For benchmarks, I am particularly paying attention to its ARC-AGI-2 curves, x.com/arcprize/status/1993036393841672624
Also there is a 3x price cut compared to Opus 4.1, and that's a big deal.
Claude Opus 4.5 is currently the leader of the field.
***
Returning to yesterday's notes on Ilya at Dwarkesh, Ilya's existential safety approach is good, but his approach to speed is not, and neither is his reluctance to engage with recursive self-improvement (which will be a super-important speed factor). His critique of LLMs is correct, but those drawbacks are unlikely to prevent LLMs from becoming formidable software engineers and formidable AI researchers, accelerating the field of AI and helping to create future generations of AIs (which might end up having very different architectures).

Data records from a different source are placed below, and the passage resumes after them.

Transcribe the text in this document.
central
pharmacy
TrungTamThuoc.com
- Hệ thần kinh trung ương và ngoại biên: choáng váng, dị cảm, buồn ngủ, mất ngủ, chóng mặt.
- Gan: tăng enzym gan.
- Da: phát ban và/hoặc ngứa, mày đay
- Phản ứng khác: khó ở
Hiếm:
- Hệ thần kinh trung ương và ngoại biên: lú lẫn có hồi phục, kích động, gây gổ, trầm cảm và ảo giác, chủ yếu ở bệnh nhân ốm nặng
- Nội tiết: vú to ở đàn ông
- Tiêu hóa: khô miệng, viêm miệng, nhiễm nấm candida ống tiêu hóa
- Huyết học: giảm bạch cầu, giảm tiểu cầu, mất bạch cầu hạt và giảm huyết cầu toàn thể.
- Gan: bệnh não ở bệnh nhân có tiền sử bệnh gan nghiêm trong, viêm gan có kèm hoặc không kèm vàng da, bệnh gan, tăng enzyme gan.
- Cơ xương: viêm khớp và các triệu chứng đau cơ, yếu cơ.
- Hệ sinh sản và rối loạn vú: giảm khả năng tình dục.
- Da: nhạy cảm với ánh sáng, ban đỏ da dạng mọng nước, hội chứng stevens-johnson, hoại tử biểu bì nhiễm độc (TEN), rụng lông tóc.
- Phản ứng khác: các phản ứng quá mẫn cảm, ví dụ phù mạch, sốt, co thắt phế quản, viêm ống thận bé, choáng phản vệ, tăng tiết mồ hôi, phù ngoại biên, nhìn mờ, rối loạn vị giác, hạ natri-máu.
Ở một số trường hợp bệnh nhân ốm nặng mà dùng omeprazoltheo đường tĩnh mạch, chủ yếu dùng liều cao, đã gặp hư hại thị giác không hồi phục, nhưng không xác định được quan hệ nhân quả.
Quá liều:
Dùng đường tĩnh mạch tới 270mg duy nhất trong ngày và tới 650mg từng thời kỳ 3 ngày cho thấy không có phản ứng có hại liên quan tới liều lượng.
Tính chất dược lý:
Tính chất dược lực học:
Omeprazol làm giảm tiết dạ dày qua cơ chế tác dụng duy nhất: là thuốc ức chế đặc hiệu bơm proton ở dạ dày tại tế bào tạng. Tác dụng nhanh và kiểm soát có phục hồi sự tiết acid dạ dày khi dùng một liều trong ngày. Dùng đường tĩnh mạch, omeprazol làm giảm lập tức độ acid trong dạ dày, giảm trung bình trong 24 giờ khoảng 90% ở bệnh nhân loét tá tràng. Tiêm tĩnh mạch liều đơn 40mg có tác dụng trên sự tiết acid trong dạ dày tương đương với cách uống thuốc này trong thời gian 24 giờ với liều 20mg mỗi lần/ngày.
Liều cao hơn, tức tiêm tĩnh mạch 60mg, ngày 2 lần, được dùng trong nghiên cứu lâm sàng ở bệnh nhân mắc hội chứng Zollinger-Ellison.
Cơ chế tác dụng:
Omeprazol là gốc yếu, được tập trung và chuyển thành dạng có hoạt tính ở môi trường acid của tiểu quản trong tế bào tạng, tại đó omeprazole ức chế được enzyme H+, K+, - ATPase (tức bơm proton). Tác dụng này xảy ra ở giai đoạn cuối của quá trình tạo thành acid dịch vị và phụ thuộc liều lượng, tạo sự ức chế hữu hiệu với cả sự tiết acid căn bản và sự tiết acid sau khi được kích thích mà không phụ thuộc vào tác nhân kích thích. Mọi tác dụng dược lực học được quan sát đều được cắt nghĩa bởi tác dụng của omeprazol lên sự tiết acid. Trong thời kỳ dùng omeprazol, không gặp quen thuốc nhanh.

In fact, some people at Anthropic seem to be advancing their timelines to "solving software engineering in the first half of 2026" on the heels of Opus 4.5, x.com/dmwlff/status/1993036664428806145:
>I believe this new model in Claude Code is a glimpse of the future we're hurtling towards, maybe as soon as the first half of next year: software engineering is done.
>
>Soon, we won't bother to check generated code, for the same reasons we don't check compiler output.
But he clarifies that higher-level activity are not close to being mastered by AI:
>The hard part is requirements, goals, feedback—figuring out what to build and whether it's working.
>
>There's still so much left to do, and plenty the models aren't close to yet: architecture, system design, understanding users, coordinating across teams.
***
With Ilya being so slow in his projections, our best bet is that Anthropic will win. We also should keep the conclusions of John David Pressman in mind (that we should move faster, rather than waiting and delaying).
But Ilya's various ideas are very good to keep in mind, together with their questionable parts.
One, the idea of sentient AIs which have caring about all sentient beings is very promising, but since we have no clue about what is sentient and what is not (having made absolutely zero progress on the hard part of the Hard Problem of Consciousness so far), it's difficult to fully rely on that, hence the alternative(s) proposed earlier in this series of posts. But also we should make a stronger push towards actually solving the Hard Problem (even if it being solved carries its own risks).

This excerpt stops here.